Les girafes au long cou broutent élégamment les branches hautes, posent pour les photos, tandis que les autruches nous regardent passer indifférentes ou courant d’une façon toute personnelle : leur tête va d’avant en arrière comme les poules mais avec leur cou de presque 1 mètre de haut l’image est trop drôle. Les éléphants promènent leurs familles au travers des plaines, quand ils ne se battent pas, les lions n’interrompent leur sieste que pour changer de branche, le léopard t’ignore, et les guépards marchent crânement aux côtés de la voiture. Facon « viens me chercher si tu l’oses »


Pendant ce temps, les zèbres montent la garde deux par deux en se câlinant, les hyènes confirment leur mauvaise réputation de vraiment toute vilaines a l’air abruti et les gracieux antilopes et impalas scrutent nerveusement les environs entre deux bouchées pour détaler tels des fusées au moindre bruit. Le buffle, bonhomme et sur de lui nous regarde presque sans nous voir, laissant les oiseaux sur son dos picorer les saletés, comme d’autres dans les dents des crocodiles.


Les phacochères eux s’amusent: peu importe le temps passé, ils montrent leurs têtes cornement moustachues jusqu'à ce que tu sortes ton appareil photo. Après ca c’est de derrière ou complètement cachés dans le bush…

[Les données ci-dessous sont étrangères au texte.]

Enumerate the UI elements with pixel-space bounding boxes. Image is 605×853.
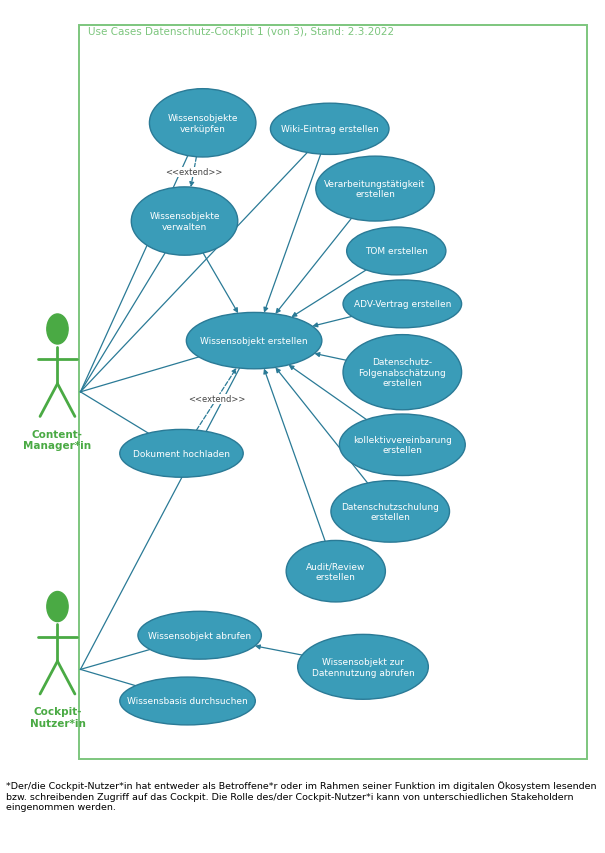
Text: Audit/Review
erstellen: Audit/Review erstellen: [306, 562, 365, 581]
Ellipse shape: [286, 541, 385, 602]
Text: Wissensobjekt erstellen: Wissensobjekt erstellen: [200, 337, 308, 345]
Circle shape: [47, 315, 68, 345]
Ellipse shape: [347, 228, 446, 276]
Ellipse shape: [138, 612, 261, 659]
Text: Use Cases Datenschutz-Cockpit 1 (von 3), Stand: 2.3.2022: Use Cases Datenschutz-Cockpit 1 (von 3),…: [88, 27, 394, 38]
Ellipse shape: [186, 313, 322, 369]
Bar: [79, 26, 587, 759]
Ellipse shape: [149, 90, 256, 158]
Circle shape: [47, 592, 68, 622]
Text: ADV-Vertrag erstellen: ADV-Vertrag erstellen: [354, 300, 451, 309]
Text: Dokument hochladen: Dokument hochladen: [133, 450, 230, 458]
Text: Wissensobjekt zur
Datennutzung abrufen: Wissensobjekt zur Datennutzung abrufen: [312, 658, 414, 676]
Ellipse shape: [343, 281, 462, 328]
Text: kollektivvereinbarung
erstellen: kollektivvereinbarung erstellen: [353, 436, 452, 455]
Text: Wissensobjekte
verküpfen: Wissensobjekte verküpfen: [168, 114, 238, 133]
Ellipse shape: [131, 188, 238, 256]
Text: Wissensobjekte
verwalten: Wissensobjekte verwalten: [149, 212, 220, 231]
Text: Wiki-Eintrag erstellen: Wiki-Eintrag erstellen: [281, 125, 379, 134]
Ellipse shape: [120, 677, 255, 725]
Ellipse shape: [339, 415, 465, 476]
Text: *Der/die Cockpit-Nutzer*in hat entweder als Betroffene*r oder im Rahmen seiner F: *Der/die Cockpit-Nutzer*in hat entweder …: [6, 780, 597, 811]
Ellipse shape: [316, 157, 434, 222]
Text: Cockpit-
Nutzer*in: Cockpit- Nutzer*in: [30, 706, 85, 728]
Text: TOM erstellen: TOM erstellen: [365, 247, 428, 256]
Ellipse shape: [270, 104, 389, 155]
Text: <<extend>>: <<extend>>: [165, 168, 222, 177]
Ellipse shape: [120, 430, 243, 478]
Ellipse shape: [298, 635, 428, 699]
Text: <<extend>>: <<extend>>: [188, 395, 245, 404]
Ellipse shape: [343, 335, 462, 410]
Text: Wissensobjekt abrufen: Wissensobjekt abrufen: [148, 631, 251, 640]
Text: Verarbeitungstätigkeit
erstellen: Verarbeitungstätigkeit erstellen: [324, 180, 426, 199]
Text: Datenschutzschulung
erstellen: Datenschutzschulung erstellen: [341, 502, 439, 521]
Text: Wissensbasis durchsuchen: Wissensbasis durchsuchen: [127, 697, 248, 705]
Text: Content-
Manager*in: Content- Manager*in: [24, 429, 91, 450]
Ellipse shape: [331, 481, 450, 543]
Text: Datenschutz-
Folgenabschätzung
erstellen: Datenschutz- Folgenabschätzung erstellen: [358, 358, 446, 387]
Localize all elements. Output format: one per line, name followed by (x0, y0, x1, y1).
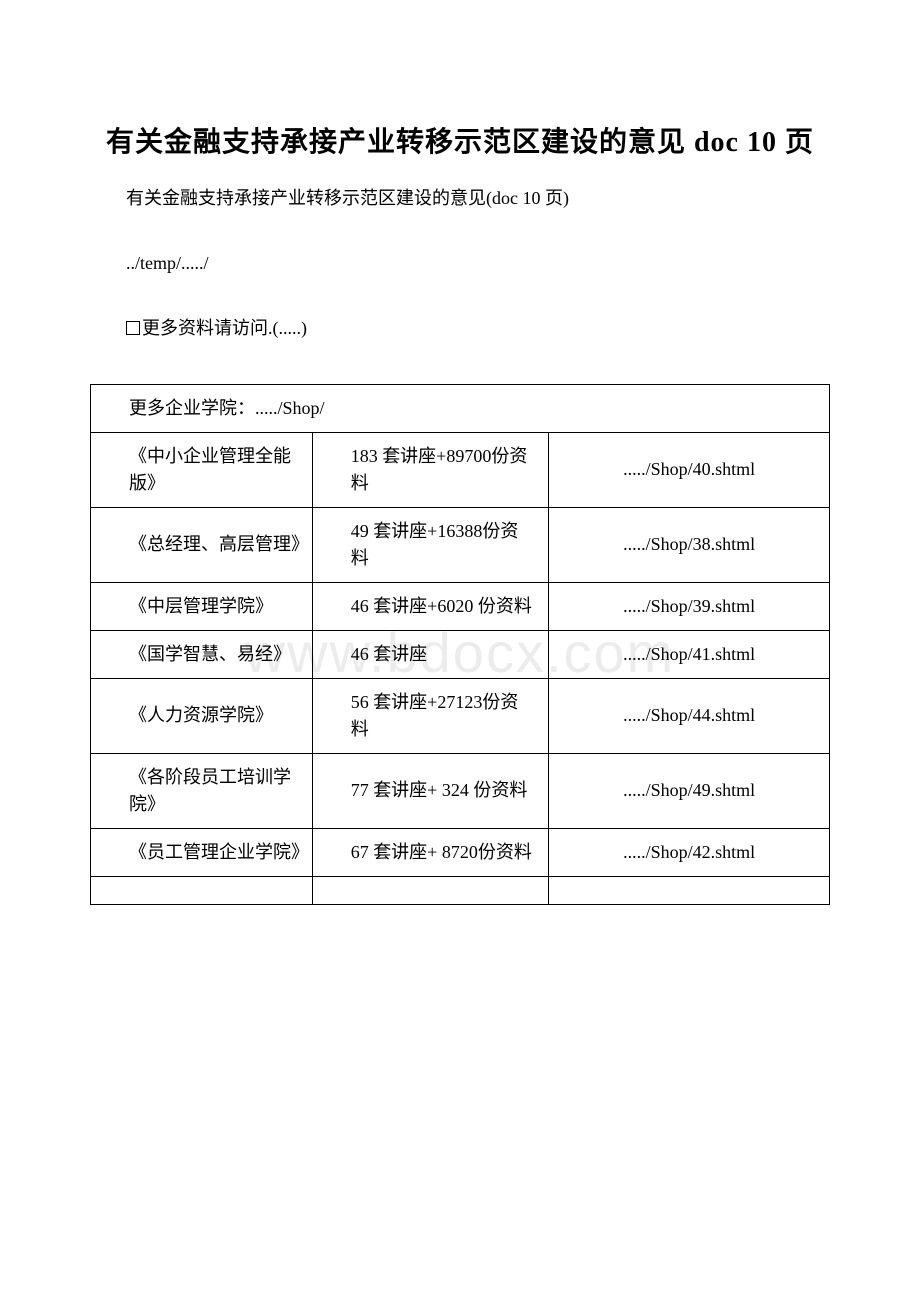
table-row: 《中层管理学院》 46 套讲座+6020 份资料 ...../Shop/39.s… (91, 582, 830, 630)
table-header-row: 更多企业学院：...../Shop/ (91, 384, 830, 432)
table-cell-empty (312, 876, 548, 904)
table-cell-link: ...../Shop/40.shtml (549, 432, 830, 507)
checkbox-icon (126, 321, 140, 335)
table-cell-name: 《国学智慧、易经》 (91, 630, 313, 678)
table-cell-empty (549, 876, 830, 904)
table-cell-link: ...../Shop/44.shtml (549, 678, 830, 753)
table-cell-desc: 183 套讲座+89700份资料 (312, 432, 548, 507)
table-cell-link: ...../Shop/38.shtml (549, 507, 830, 582)
table-cell-name: 《总经理、高层管理》 (91, 507, 313, 582)
table-cell-name: 《员工管理企业学院》 (91, 828, 313, 876)
table-cell-desc: 49 套讲座+16388份资料 (312, 507, 548, 582)
table-cell-link: ...../Shop/49.shtml (549, 753, 830, 828)
table-cell-name: 《中层管理学院》 (91, 582, 313, 630)
table-cell-name: 《各阶段员工培训学院》 (91, 753, 313, 828)
table-cell-name: 《中小企业管理全能版》 (91, 432, 313, 507)
info-prefix: 更多资料请访问 (142, 318, 268, 338)
table-cell-desc: 46 套讲座+6020 份资料 (312, 582, 548, 630)
table-empty-row (91, 876, 830, 904)
table-cell-desc: 56 套讲座+27123份资料 (312, 678, 548, 753)
table-row: 《中小企业管理全能版》 183 套讲座+89700份资料 ...../Shop/… (91, 432, 830, 507)
table-row: 《员工管理企业学院》 67 套讲座+ 8720份资料 ...../Shop/42… (91, 828, 830, 876)
info-suffix: .(.....) (268, 318, 307, 338)
table-cell-link: ...../Shop/41.shtml (549, 630, 830, 678)
document-content: 有关金融支持承接产业转移示范区建设的意见 doc 10 页 有关金融支持承接产业… (90, 120, 830, 905)
table-row: 《各阶段员工培训学院》 77 套讲座+ 324 份资料 ...../Shop/4… (91, 753, 830, 828)
table-cell-desc: 46 套讲座 (312, 630, 548, 678)
table-header-cell: 更多企业学院：...../Shop/ (91, 384, 830, 432)
table-row: 《人力资源学院》 56 套讲座+27123份资料 ...../Shop/44.s… (91, 678, 830, 753)
table-cell-desc: 77 套讲座+ 324 份资料 (312, 753, 548, 828)
table-cell-desc: 67 套讲座+ 8720份资料 (312, 828, 548, 876)
table-cell-link: ...../Shop/39.shtml (549, 582, 830, 630)
table-cell-link: ...../Shop/42.shtml (549, 828, 830, 876)
table-row: 《国学智慧、易经》 46 套讲座 ...../Shop/41.shtml (91, 630, 830, 678)
table-cell-empty (91, 876, 313, 904)
path-text: ../temp/...../ (90, 253, 830, 274)
table-row: 《总经理、高层管理》 49 套讲座+16388份资料 ...../Shop/38… (91, 507, 830, 582)
table-cell-name: 《人力资源学院》 (91, 678, 313, 753)
document-subtitle: 有关金融支持承接产业转移示范区建设的意见(doc 10 页) (90, 184, 830, 213)
resource-table: 更多企业学院：...../Shop/ 《中小企业管理全能版》 183 套讲座+8… (90, 384, 830, 905)
document-title: 有关金融支持承接产业转移示范区建设的意见 doc 10 页 (90, 120, 830, 160)
table-header-text: 更多企业学院：...../Shop/ (129, 398, 325, 418)
info-text: 更多资料请访问.(.....) (90, 314, 830, 340)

 Au cratère, notre tente est plantée au milieu des zèbres qui broutent, et un éléphant vient tranquille mimile siroter l’eau du réservoir du camping. On comprend rapidement pourquoi cuisines et réfectoires sont grillagés !




Soupir satisfait, de retour sur ma terrasse d’Arusha. Aabbbbbsolument fabuleux, devrait être remboursé par la Sécu cette histoire de safari !!